Trading Courses

#6: The Different Types of Forex Orders

Lesson 6

Back in my prop trading days as a futures trader...

I was using different trading software, and that particular software exposed me to the different types of orders out there.

You have stuff like machine gun order, iceberg order, and stuff like that.

But as a retail FX trader, you don't really need to know what are the hundreds of different variations, of orders out there.

All you need to know are these four types of orders that I'm going to share with you and you're pretty much good to go.

What are the four types of orders?

Here are the following:

  • Market Order
  • Limit Order
  • Stop Order
  • Stop-Loss Order

I'm going to explain to you what are these four different types of orders and the pros and cons to it.

Here we go…

Market Order

A market order is that you want to enter the market at the current price.

For example, you are looking at a chart and the market is moving without you and you tell yourself…

"Man, I got to be in this move. I got to enter the market right now!"

If you want to enter the market right now, you will use a market order.

You know for sure you'll be in a trade because you're basically entering the market right now.

However, the market might retrace and could give you a better price.

So, the downside to this is that you will pay a premium.

Here are the Pros and Cons:

Pros: You know for sure you’ll be in the trade.

Cons: You pay a premium.

Moving on…

Limit Order

You only enter the market if the price comes to your desired level.

Let’s say, the market is trading higher.

You don't want to go long at the current price.

You think it's too overbought, it's too high.

So instead, you want to buy at a lower price!

What you can do is you can put in a limit order at a lower or desired price.

If the market does come back lower and hit your lower price level, you will be filled on your trade.

This is what I mean by entering only if the market comes to your desired level, so you are trading with pullbacks.

The pros are that you will be entering your trade at a cheaper price and this would naturally improve your risk to reward.

The downside to this is that you might miss the move because the market doesn't necessarily have to come to the level that you are waiting for and you might miss the move!

The second thing is that you are trading against the current momentum.

What this means is that if the market is trading higher, you place a limit order, it comes back down.

You're basically entering the current momentum that is against you.

Of course, there are ways to circumvent this…

You could wait for a reversal candlestick pattern before the market does a higher close and then you enter the trade.

Here are the Pros and Cons:

Pros: Enter at a “cheaper” price.

Cons: Might miss the move and trading against current momentum.

Keep reading…

Stop Order

This simply means that you only enter the trade if the market moves in your favor.

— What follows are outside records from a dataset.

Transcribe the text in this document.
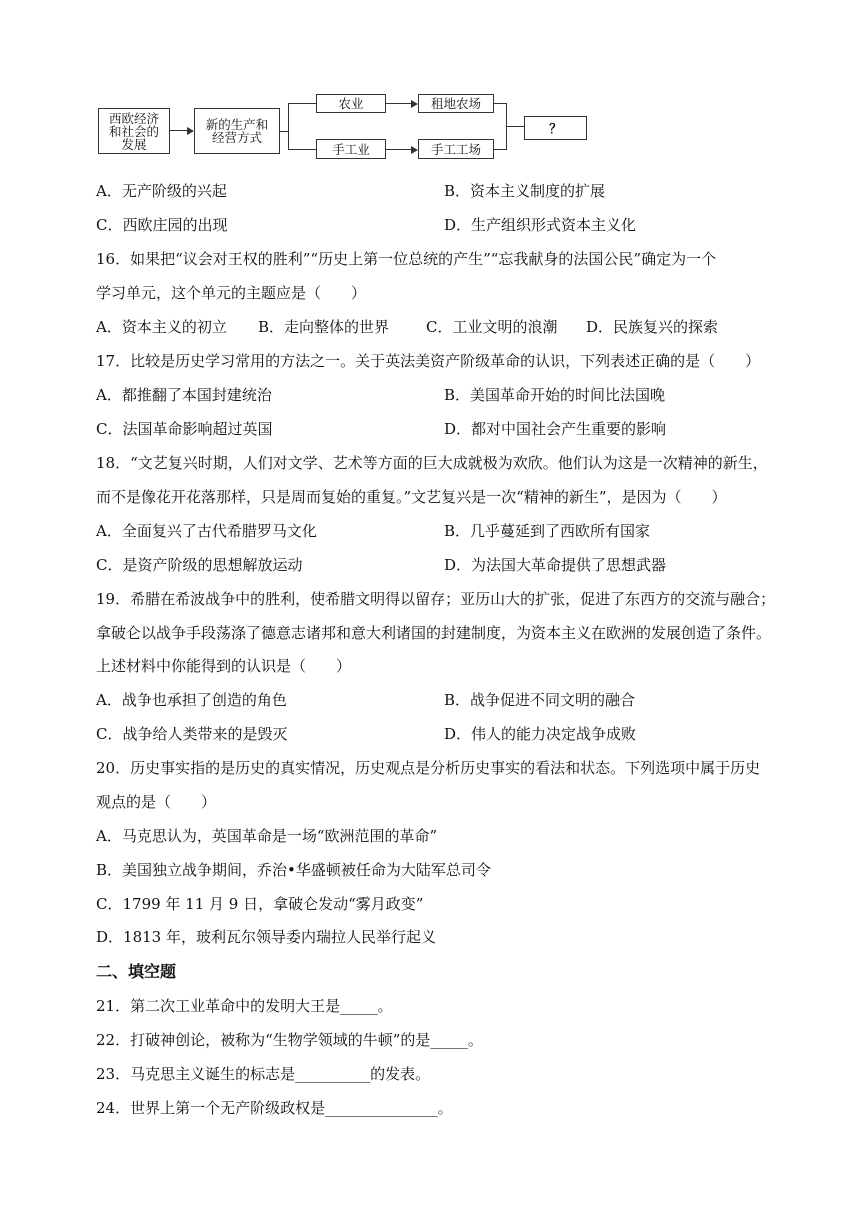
西欧经济和社会的发展
新的生产和经营方式
农业
手工业
租地农场
手工工场
？
A．无产阶级的兴起	B．资本主义制度的扩展
C．西欧庄园的出现	D．生产组织形式资本主义化
16．如果把“议会对王权的胜利”“历史上第一位总统的产生”“忘我献身的法国公民”确定为一个
学习单元，这个单元的主题应是（　　）
A．资本主义的初立 B．走向整体的世界 C．工业文明的浪潮 D．民族复兴的探索
17．比较是历史学习常用的方法之一。关于英法美资产阶级革命的认识，下列表述正确的是（　　）
A．都推翻了本国封建统治	B．美国革命开始的时间比法国晚
C．法国革命影响超过英国	D．都对中国社会产生重要的影响
18．“文艺复兴时期，人们对文学、艺术等方面的巨大成就极为欢欣。他们认为这是一次精神的新生，
而不是像花开花落那样，只是周而复始的重复。”文艺复兴是一次“精神的新生”，是因为（　　）
A．全面复兴了古代希腊罗马文化	B．几乎蔓延到了西欧所有国家
C．是资产阶级的思想解放运动	D．为法国大革命提供了思想武器
19．希腊在希波战争中的胜利，使希腊文明得以留存；亚历山大的扩张，促进了东西方的交流与融合；
拿破仑以战争手段荡涤了德意志诸邦和意大利诸国的封建制度，为资本主义在欧洲的发展创造了条件。
上述材料中你能得到的认识是（　　）
A．战争也承担了创造的角色	B．战争促进不同文明的融合
C．战争给人类带来的是毁灭	D．伟人的能力决定战争成败
20．历史事实指的是历史的真实情况，历史观点是分析历史事实的看法和状态。下列选项中属于历史
观点的是（　　）
A．马克思认为，英国革命是一场“欧洲范围的革命”
B．美国独立战争期间，乔治•华盛顿被任命为大陆军总司令
C．1799 年 11 月 9 日，拿破仑发动“雾月政变”
D．1813 年，玻利瓦尔领导委内瑞拉人民举行起义
二、填空题
21．第二次工业革命中的发明大王是_____。
22．打破神创论，被称为“生物学领域的牛顿”的是_____。
23．马克思主义诞生的标志是__________的发表。
24．世界上第一个无产阶级政权是_______________。
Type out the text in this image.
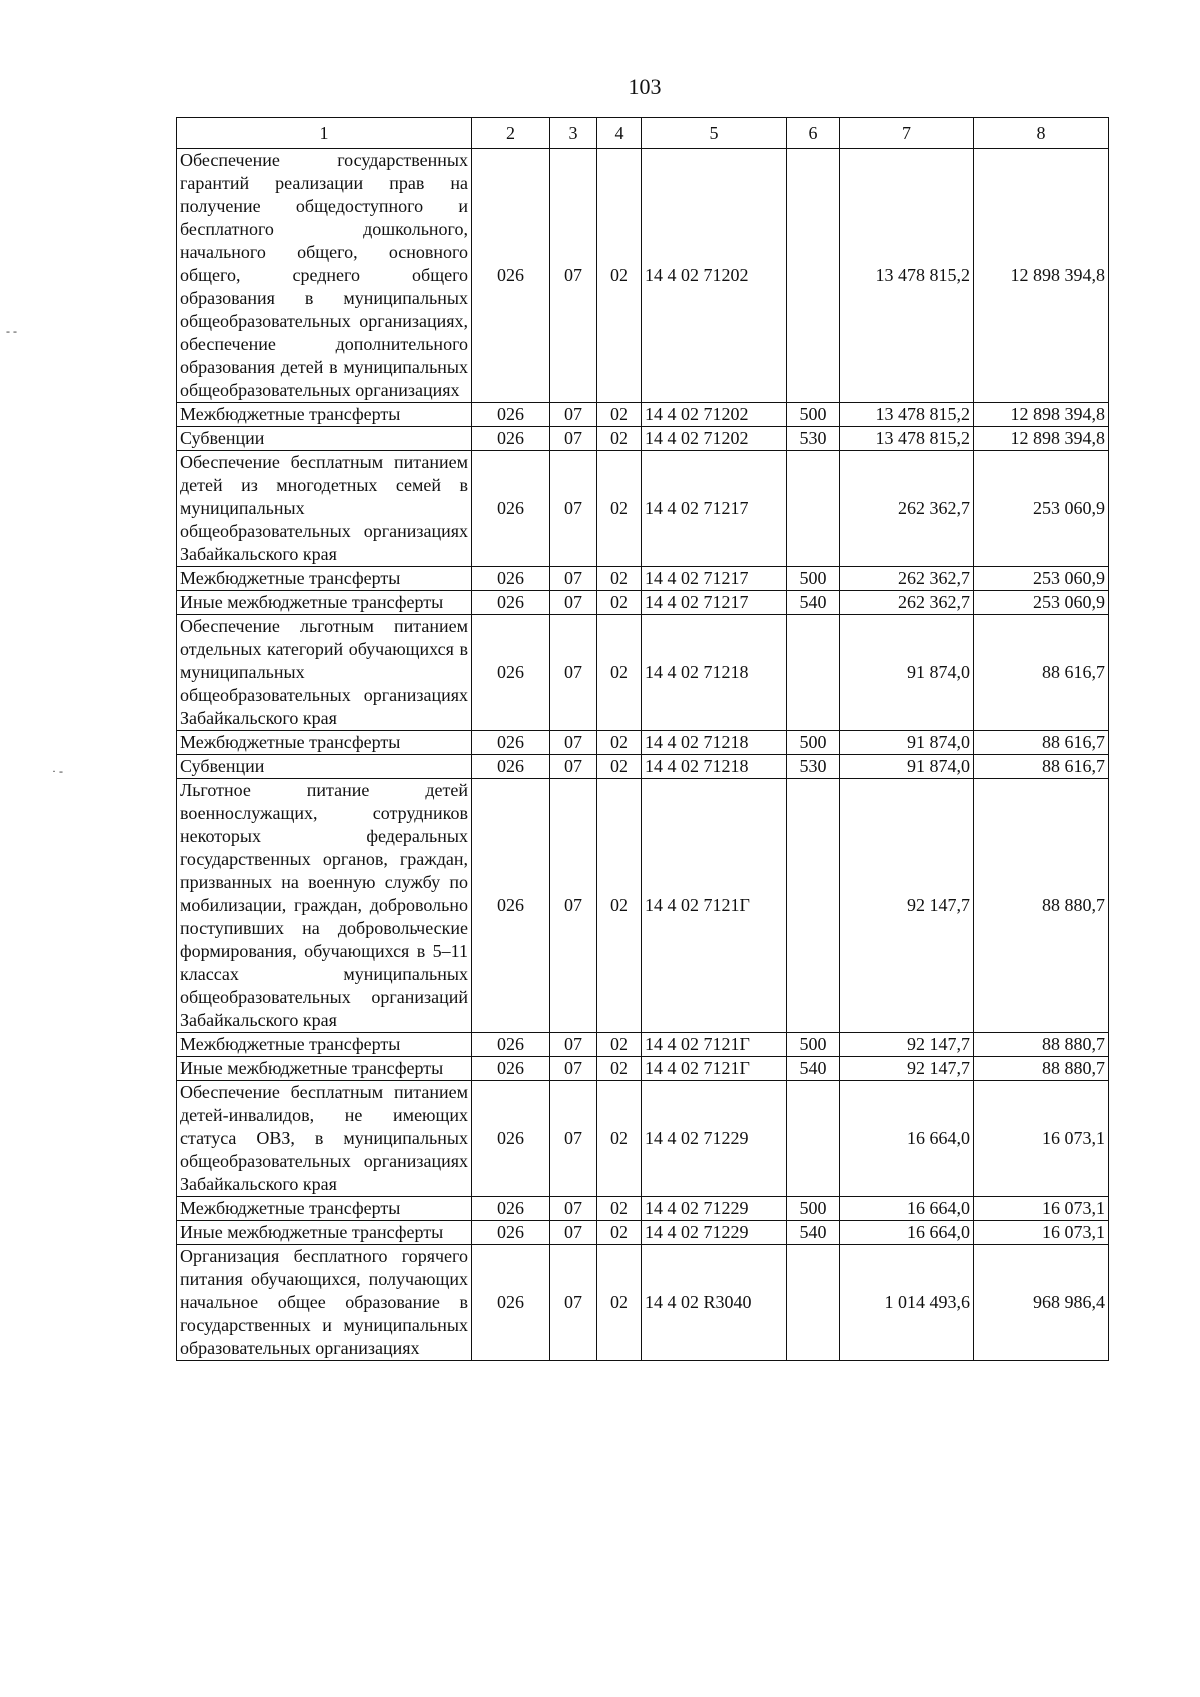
103
- -
· -
1	2	3	4	5	6	7	8
Обеспечение государственных гарантий реализации прав на получение общедоступного и бесплатного дошкольного, начального общего, основного общего, среднего общего образования в муниципальных общеобразовательных организациях, обеспечение дополнительного образования детей в муниципальных общеобразовательных организациях	026	07	02	14 4 02 71202		13 478 815,2	12 898 394,8
Межбюджетные трансферты	026	07	02	14 4 02 71202	500	13 478 815,2	12 898 394,8
Субвенции	026	07	02	14 4 02 71202	530	13 478 815,2	12 898 394,8
Обеспечение бесплатным питанием детей из многодетных семей в муниципальных общеобразовательных организациях Забайкальского края	026	07	02	14 4 02 71217		262 362,7	253 060,9
Межбюджетные трансферты	026	07	02	14 4 02 71217	500	262 362,7	253 060,9
Иные межбюджетные трансферты	026	07	02	14 4 02 71217	540	262 362,7	253 060,9
Обеспечение льготным питанием отдельных категорий обучающихся в муниципальных общеобразовательных организациях Забайкальского края	026	07	02	14 4 02 71218		91 874,0	88 616,7
Межбюджетные трансферты	026	07	02	14 4 02 71218	500	91 874,0	88 616,7
Субвенции	026	07	02	14 4 02 71218	530	91 874,0	88 616,7
Льготное питание детей военнослужащих, сотрудников некоторых федеральных государственных органов, граждан, призванных на военную службу по мобилизации, граждан, добровольно поступивших на добровольческие формирования, обучающихся в 5–11 классах муниципальных общеобразовательных организаций Забайкальского края	026	07	02	14 4 02 7121Г		92 147,7	88 880,7
Межбюджетные трансферты	026	07	02	14 4 02 7121Г	500	92 147,7	88 880,7
Иные межбюджетные трансферты	026	07	02	14 4 02 7121Г	540	92 147,7	88 880,7
Обеспечение бесплатным питанием детей-инвалидов, не имеющих статуса ОВЗ, в муниципальных общеобразовательных организациях Забайкальского края	026	07	02	14 4 02 71229		16 664,0	16 073,1
Межбюджетные трансферты	026	07	02	14 4 02 71229	500	16 664,0	16 073,1
Иные межбюджетные трансферты	026	07	02	14 4 02 71229	540	16 664,0	16 073,1
Организация бесплатного горячего питания обучающихся, получающих начальное общее образование в государственных и муниципальных образовательных организациях	026	07	02	14 4 02 R3040		1 014 493,6	968 986,4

For example, the market could be in a range.

You want to trade the breakout of the range.

What you can do is that you can put a buy stop order at the breakout price (above current price).

So that if the market trades and hit this level, only then will you be filled on the trade to go long.

Here are the Pros and Cons:

Pros: Enter trades with momentum.

Cons: It might be a false breakout.

And finally…

Stop Loss Order

This type of order is slightly different from the earlier orders.

Because the earlier three orders are orders to get you into a trade, an entry.

Whereas a stop-loss order is to get you out of the trade.

It's an exit.

Let's say, you buy at support in anticipation the market will to continue trading higher and you have a stop loss order below support.

But what happens is that the market collapses lower.

If it hits your stop-loss level, you will be out of the trade for a loss.

This kind of limits your downside.

Imagine if the market collapses all the way lower and you don't have a stop loss.

Your initial loss could have been bigger.

So, a stop loss order is simply a defensive mechanism to protect your capital if the market goes against you.

Cutting your losses means that you live to fight another day.

You don't blow up your entire trading account, and like I've said, it's a defensive measure.

The bad side is that the market could reverse back in your intended direction.

But I would rather get stopped out of my trade and get a small end bite than get a big crocodile bite.

Here are the Pros and Cons:

Pros: Cut your losses by not blowing your entire account.

Cons: The market could reverse back in your direction.


  • A market order is where you enter the trade right now.
  • A limit order is where you want to enter at a cheaper price.
  • A Stop order is where you want to enter at a higher price (breakouts).
  • A Stop-Loss order gets you out of your losing trade and protects your capital.